Desse modo, Becker e Sheridan reinventam o real para ignora-lo. Em Adeus, Lênin a farsa que Alexander monta não objetiva à reflexão sobre o contexto político/social/econômico/cultural no qual se insere a queda do Muro de Berlim (evento que colaborou para o término do século XX, da "era dos extremos", segundo Hobsbawn), muito menos de suas conseqüências neo-liberais para a Alemanha reunificada e para a posterior União Européia. Na verdade, Becker procura apaziguar os conflitos decorrentes da vitória capitalista sobre o socialismo, filtrando a realidade circundante por meio do melodrama batido: o reencontro com o pai ausente, cujo retorno garante a paz de espírito à mãe moribunda. O pior de Adeus, Lênin, porém, está no discurso de encerramento do filme, que distorce o pensamento socialista utópico a fim de adequá-lo a um suposto humanismo que, por negar a tensão social e o enfrentamento, serve apenas para reafirmar o liberalismo vigente.

Terra dos Sonhos, por sua vez, parte da instigante premissa de ver na fábula uma ação modificadora da realidade (através, sobretudo, do sacrifício de Mateo para assegurar a sobrevivência do bebê que, em conseqüência, liberta a família irlandesa do fantasma do filho morto). No entanto, Sheridan acaba por estender o conto-de-fada de Christy sobre o real, a ponto de eliminar tanto as especificidades culturais dos imigrantes – não há referências ao passado na Irlanda, a não ser o trauma pessoal pela perda de Frankie – quanto as características particulares do novo país e da nova cidade onde eles se encontram. Invalida-se, então, o poder que o ato de representar teria de alterar o mundo, na medida em que este se dá enquanto força homogeneizante, ao tratar a família como apenas mais uma, e Nova York como qualquer outra cidade (e a trama de Terra dos Sonhos, a despeito do título original In America, poderia ocorrer tranqüilamente noutro país, sem alteração de sentido).

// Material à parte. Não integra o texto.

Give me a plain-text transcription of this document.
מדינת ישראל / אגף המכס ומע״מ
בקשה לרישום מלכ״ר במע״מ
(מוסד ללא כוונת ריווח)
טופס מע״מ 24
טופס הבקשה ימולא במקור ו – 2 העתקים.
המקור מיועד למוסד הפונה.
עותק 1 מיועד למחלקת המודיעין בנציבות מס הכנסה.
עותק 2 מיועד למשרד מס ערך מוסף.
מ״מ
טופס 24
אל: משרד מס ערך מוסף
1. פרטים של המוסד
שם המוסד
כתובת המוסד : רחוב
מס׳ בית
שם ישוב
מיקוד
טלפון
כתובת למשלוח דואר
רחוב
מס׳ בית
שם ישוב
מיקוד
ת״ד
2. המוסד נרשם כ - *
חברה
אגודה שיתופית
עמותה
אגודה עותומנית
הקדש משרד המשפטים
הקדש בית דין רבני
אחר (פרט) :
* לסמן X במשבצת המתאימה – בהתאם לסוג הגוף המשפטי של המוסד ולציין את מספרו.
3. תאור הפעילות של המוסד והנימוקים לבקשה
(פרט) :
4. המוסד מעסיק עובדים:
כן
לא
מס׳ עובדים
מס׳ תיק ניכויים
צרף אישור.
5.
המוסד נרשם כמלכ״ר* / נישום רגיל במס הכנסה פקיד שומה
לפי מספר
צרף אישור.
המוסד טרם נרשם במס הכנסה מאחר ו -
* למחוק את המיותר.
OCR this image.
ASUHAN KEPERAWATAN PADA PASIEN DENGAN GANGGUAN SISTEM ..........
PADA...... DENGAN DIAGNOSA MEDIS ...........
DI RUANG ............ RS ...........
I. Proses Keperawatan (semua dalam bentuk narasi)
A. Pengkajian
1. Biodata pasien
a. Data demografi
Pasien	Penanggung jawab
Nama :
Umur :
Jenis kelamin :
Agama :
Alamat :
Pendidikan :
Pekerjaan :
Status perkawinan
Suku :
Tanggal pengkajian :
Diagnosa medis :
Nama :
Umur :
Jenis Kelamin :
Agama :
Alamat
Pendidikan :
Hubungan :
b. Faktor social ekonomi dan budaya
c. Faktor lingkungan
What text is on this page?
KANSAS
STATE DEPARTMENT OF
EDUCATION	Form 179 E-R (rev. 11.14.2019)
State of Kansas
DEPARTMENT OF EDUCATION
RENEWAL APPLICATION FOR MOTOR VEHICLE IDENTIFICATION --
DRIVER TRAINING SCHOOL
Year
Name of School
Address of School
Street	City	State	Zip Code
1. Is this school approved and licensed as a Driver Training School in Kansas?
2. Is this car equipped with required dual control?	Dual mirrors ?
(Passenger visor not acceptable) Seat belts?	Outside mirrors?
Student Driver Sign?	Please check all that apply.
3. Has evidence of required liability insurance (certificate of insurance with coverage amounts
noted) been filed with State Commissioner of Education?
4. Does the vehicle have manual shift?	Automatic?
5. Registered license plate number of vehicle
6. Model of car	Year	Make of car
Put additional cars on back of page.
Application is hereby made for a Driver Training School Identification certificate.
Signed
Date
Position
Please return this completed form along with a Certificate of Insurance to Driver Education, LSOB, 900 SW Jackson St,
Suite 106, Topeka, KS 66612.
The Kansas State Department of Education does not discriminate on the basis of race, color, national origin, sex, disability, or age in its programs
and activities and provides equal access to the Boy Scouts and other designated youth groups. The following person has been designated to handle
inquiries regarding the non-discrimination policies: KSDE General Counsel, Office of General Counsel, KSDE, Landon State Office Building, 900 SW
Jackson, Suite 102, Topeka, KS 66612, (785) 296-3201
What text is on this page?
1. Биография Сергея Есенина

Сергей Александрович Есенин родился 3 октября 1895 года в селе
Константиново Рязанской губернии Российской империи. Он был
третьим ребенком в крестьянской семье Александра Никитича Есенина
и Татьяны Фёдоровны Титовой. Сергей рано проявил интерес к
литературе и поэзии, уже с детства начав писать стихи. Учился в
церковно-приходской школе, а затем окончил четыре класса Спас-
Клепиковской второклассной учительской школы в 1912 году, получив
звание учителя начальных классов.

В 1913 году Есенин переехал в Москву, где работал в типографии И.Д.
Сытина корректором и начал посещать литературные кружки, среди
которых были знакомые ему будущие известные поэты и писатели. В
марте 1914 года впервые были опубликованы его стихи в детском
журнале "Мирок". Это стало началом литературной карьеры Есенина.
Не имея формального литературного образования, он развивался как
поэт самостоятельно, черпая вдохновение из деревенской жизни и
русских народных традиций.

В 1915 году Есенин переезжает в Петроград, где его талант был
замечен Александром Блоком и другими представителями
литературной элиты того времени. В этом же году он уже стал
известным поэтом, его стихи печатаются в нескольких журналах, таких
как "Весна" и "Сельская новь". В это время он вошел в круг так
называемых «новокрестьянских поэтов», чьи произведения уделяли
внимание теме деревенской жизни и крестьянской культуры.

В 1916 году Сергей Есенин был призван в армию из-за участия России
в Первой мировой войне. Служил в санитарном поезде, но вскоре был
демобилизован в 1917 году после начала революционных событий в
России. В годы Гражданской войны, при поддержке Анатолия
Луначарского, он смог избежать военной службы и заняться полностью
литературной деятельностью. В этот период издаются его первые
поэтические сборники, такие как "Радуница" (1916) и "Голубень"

É a tentativa – também presente em Coisas Belas e Sujas, de Stephen Frears – de mostrar a incapacidade das minorias de se integrarem na ordem global do capitalismo, ao mesmo tempo excludente e totalizante. Mas cabe perguntar a Becker, Sheridan e Frears se a saída que nos resta ao neo-liberalismo globalizante consiste tão somente na superação de traumas psicológicos anônimos (a perda do filho, em Terra dos Sonhos, a ausência do pai, em Adeus, Lênin, e a morte da esposa, em Coisas Belas e Sujas), ou se, sob a aparente homogeneidade do real dominante, ainda persiste o multiculturalismo, com suas diversas vozes excluídas e esquecidas prontas para gritar, caso surja a chance. Oportunidade que os personagens de Terra dos Sonhos e de Adeus, Lênin não possuem.